When considering how to fight against evil and witness for the Kingdom, I am reminded of Matthew 5-7, commonly referred to as “The Sermon on the Mount.” This passage is a great starting point for considering how one is to respond to the presence of evil in the world. For instance, in 5:13 Jesus says, “You are the salt of the earth…” and in 5:14 and 16 He says, “You are the light of the world…In the same way, let your light shine before others that they may see your good deeds and glorify your Father in Heaven.” What Jesus was saying is that our lives are to be completely different than the worlds’ citizens (i.e., be like Christ) and are to be on full display for all to see. We are to follow our King and act as He did. This involves not only proclaiming the good news of salvation but also of reminding the world that there is another King, a true King, and He not only reigns but is also returning.

From this point on, my blog will be the outworking of this thinking as I look at different issues, some political/policy, some cultural, some within the (American/Western) Christian subculture, some other, and consider them in the light of the Kingdom. I do this because the problem of evil was settled by the cross and the resurrection and will be finally completed by the return of the King, the new heaven and the new earth.

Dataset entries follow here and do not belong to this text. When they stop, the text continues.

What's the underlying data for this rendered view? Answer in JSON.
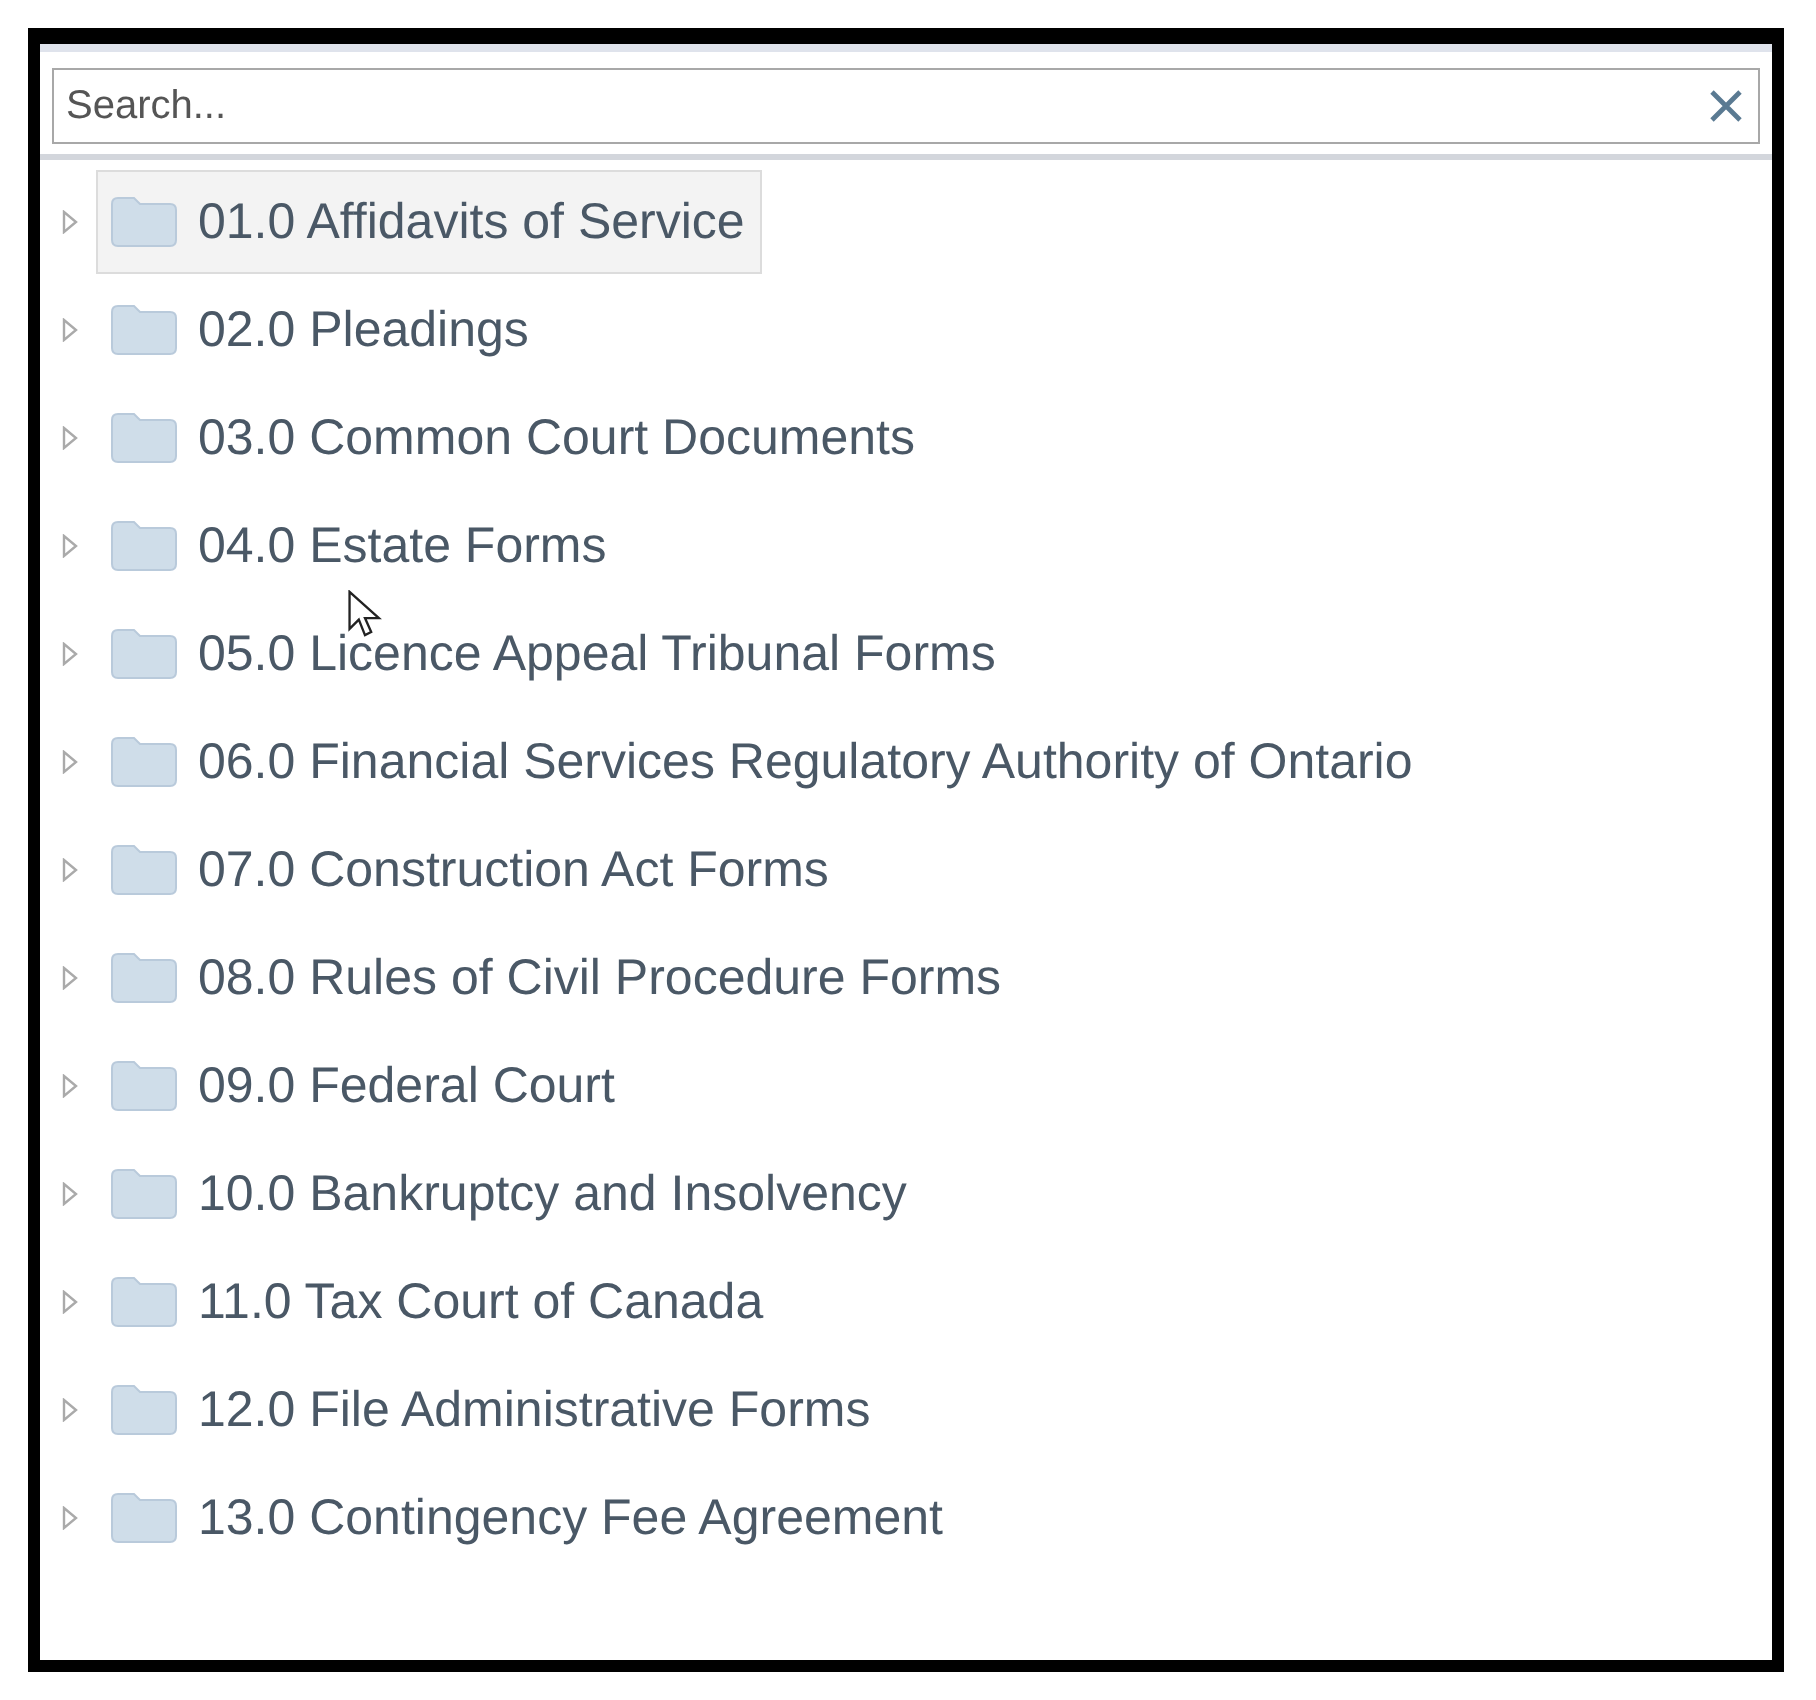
{
  "search": {
    "placeholder": "Search..."
  },
  "tree": [
    {
      "label": "01.0 Affidavits of Service",
      "selected": true,
      "expanded": false
    },
    {
      "label": "02.0 Pleadings",
      "selected": false,
      "expanded": false
    },
    {
      "label": "03.0 Common Court Documents",
      "selected": false,
      "expanded": false
    },
    {
      "label": "04.0 Estate Forms",
      "selected": false,
      "expanded": false
    },
    {
      "label": "05.0 Licence Appeal Tribunal Forms",
      "selected": false,
      "expanded": false
    },
    {
      "label": "06.0 Financial Services Regulatory Authority of Ontario",
      "selected": false,
      "expanded": false
    },
    {
      "label": "07.0 Construction Act Forms",
      "selected": false,
      "expanded": false
    },
    {
      "label": "08.0 Rules of Civil Procedure Forms",
      "selected": false,
      "expanded": false
    },
    {
      "label": "09.0 Federal Court",
      "selected": false,
      "expanded": false
    },
    {
      "label": "10.0 Bankruptcy and Insolvency",
      "selected": false,
      "expanded": false
    },
    {
      "label": "11.0 Tax Court of Canada",
      "selected": false,
      "expanded": false
    },
    {
      "label": "12.0 File Administrative Forms",
      "selected": false,
      "expanded": false
    },
    {
      "label": "13.0 Contingency Fee Agreement",
      "selected": false,
      "expanded": false
    }
  ]
}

When the perishable has been clothed with the imperishable, and the mortal with immortality, then the saying that is written will come true: “Death has been swallowed up in victory.” “Where, O death, is your victory? Where, O death, is your sting?” The sting of death is sin, and the power of sin is the law. But thanks be to God! He gives us the victory through our Lord Jesus Christ.

-1 Corinthians 15:54-57


[i] Personally, I tend to hold a modified version of what is known as the “Free Will Defense.” In my opinion, Adam and Eve were created morally pure and with free will, which allowed them to choose good but also allowed them to choose evil. When they chose to partake from the tree of the knowledge of good and evil, their actions permanently corrupted both mankind and all creation. That corruption has been passed down from generation to generation, from father to child, and has resulted in the world in which we now live.